According to University of Auckland Nutrition Professor Lynnette Ferguson, the research, based on short-term studies, could affect the cost of human clinical trials.

“Inflammation can be a catalyst for chronic human diseases, including Alzheimer’s, cardiovascular diseases and some cancers, as well as various autoimmune diseases, such as rheumatoid arthritis, Crohn’s Disease and type 2 diabetes,” she said.

Proper food

Professor Ferguson said that the diet should be high in long-chain omega-3 fatty acids, fruit and vegetables, nuts and whole grains, and low in refined grains, saturated fats and sugars.

“Many of these dietary components characterise the ‘Mediterranean diet’, which has been shown to protect against chronic disease,” she said.

Professor Ferguson looked for evidence of inflammation in apparently healthy New Zealanders and whether changing their diet for just six weeks would reduce this evidence.

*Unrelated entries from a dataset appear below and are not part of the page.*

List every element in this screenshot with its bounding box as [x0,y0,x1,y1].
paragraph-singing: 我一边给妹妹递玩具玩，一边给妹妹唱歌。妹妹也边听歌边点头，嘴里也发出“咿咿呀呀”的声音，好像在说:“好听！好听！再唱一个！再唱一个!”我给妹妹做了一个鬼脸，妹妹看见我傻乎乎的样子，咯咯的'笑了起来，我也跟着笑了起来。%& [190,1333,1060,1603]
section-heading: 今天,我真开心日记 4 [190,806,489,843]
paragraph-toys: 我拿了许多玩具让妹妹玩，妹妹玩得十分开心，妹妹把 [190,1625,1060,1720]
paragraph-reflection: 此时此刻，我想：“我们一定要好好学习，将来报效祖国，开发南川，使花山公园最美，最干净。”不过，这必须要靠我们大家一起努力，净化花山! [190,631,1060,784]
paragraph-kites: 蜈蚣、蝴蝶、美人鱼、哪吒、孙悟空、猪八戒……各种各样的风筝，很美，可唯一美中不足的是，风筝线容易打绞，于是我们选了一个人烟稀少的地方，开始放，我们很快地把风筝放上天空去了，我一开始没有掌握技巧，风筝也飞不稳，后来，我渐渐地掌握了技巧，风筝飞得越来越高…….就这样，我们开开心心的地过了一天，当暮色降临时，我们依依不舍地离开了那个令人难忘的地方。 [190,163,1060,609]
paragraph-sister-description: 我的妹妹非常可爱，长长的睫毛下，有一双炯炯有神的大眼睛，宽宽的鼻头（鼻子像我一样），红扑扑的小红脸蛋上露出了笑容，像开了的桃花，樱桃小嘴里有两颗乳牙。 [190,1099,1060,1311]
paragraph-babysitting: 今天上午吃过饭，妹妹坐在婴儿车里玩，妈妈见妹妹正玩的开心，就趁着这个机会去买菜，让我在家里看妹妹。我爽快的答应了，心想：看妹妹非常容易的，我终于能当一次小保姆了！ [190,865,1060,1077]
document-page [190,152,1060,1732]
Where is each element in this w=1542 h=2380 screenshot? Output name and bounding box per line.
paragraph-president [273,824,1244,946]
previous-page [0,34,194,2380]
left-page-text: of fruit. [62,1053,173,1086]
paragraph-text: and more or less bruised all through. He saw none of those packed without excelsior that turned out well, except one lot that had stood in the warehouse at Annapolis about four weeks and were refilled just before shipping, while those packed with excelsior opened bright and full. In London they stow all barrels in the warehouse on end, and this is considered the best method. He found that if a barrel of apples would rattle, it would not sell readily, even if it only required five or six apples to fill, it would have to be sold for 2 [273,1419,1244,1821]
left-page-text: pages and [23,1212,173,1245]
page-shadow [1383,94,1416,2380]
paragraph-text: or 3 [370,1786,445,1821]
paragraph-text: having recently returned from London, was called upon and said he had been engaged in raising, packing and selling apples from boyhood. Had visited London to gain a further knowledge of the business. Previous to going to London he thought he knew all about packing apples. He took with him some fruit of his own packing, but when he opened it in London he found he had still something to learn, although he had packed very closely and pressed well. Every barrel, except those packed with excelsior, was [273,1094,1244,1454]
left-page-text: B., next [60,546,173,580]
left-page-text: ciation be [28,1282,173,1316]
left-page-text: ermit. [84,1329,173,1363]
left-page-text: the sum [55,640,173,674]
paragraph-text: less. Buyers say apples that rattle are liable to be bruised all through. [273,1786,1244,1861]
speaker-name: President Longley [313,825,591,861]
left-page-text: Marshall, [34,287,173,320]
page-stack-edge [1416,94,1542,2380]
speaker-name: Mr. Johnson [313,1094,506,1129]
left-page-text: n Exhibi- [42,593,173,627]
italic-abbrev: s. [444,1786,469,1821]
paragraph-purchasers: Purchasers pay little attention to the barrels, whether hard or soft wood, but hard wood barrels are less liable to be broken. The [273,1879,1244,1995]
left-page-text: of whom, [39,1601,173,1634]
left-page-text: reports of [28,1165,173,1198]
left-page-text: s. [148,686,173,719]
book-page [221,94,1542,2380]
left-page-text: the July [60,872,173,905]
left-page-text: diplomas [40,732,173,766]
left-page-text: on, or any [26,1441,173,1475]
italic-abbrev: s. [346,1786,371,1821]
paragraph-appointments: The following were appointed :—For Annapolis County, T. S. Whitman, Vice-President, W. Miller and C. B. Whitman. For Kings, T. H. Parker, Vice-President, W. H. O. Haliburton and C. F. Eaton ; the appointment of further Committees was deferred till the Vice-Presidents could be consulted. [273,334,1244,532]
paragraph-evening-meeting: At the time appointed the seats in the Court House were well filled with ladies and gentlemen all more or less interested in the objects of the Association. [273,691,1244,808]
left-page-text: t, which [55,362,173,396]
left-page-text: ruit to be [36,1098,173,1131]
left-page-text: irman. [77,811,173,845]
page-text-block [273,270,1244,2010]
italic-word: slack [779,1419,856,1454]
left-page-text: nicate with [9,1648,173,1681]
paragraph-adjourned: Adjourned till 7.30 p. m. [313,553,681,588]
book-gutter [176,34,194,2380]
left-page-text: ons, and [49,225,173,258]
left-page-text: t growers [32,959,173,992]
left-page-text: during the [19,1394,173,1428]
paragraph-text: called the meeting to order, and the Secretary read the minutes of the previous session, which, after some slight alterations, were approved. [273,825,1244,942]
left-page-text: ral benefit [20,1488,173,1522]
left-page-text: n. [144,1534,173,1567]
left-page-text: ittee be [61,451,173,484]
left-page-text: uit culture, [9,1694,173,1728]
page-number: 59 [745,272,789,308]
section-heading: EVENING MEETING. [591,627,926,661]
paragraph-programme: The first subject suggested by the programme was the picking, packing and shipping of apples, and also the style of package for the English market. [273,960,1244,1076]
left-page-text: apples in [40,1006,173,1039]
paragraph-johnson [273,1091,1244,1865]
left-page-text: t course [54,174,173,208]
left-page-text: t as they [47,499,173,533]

Her research included biomarkers, including the C-reactive protein (CRP), which is a standard marker for inflammation that could be measured through blood tests.

Healthy volunteers

She encouraged 30 healthy volunteers, selected for their initially poor diets, to cut out refined and processed foods and follow a Mediterranean-type diet over the six weeks of the study, with increased amounts of fish, vegetables, unrefined cereals and ‘good’ fats such as olive oil and avocado.

She gave the participants salmon (for one meal a week), and recipes for healthy eating with gluten-free foods.

The participants, randomly assigned to high and lower-intervention groups, provided blood and urine samples at the beginning and end of the study, completed a four-day diary in the final days, and answered a questionnaires about their diet and lifestyle, as well as attending workshops led by expert dieticians.

Larger study

“This was a small study, intended to be a pilot for a much larger study of patients with Inflammatory Bowel Diseases such as Crohn’s Disease, but the results turned out to be statistically significant. Overall, the average daily fat intake was considerably reduced, while lower percentages of saturated fat were consumed,” Professor Ferguson said.

The self-reporting of volunteers was corroborated by the blood tests, which showed a corresponding reduction in the biomarkers for inflammation. It demonstrated that the high-intervention diet had altered gene expression within six weeks.

“This is a remarkable result,” says Professor Ferguson, “since it shows that average people, many of them young and with no health conditions, can, through an improvement in diet, significantly modify the biomarkers that indicate the risk that they could develop a chronic disease later.”

Differing responses

She said that a larger research project would involve people suffering from Inflammatory Bowel Disease.

According to Professor Ferguson, there are several genotypes characteristic of people suffering from Inflammatory Bowel Disease, each of which responds differently to particular types of diet or dietary items.

“The current research project concentrates on the most common genotype for the disease, though the ultimate aim is to formulate different diets tailored to the needs of the whole range of genotypes. Results are being analysed now and look highly encouraging,” she said.

The results of her findings will be published next month.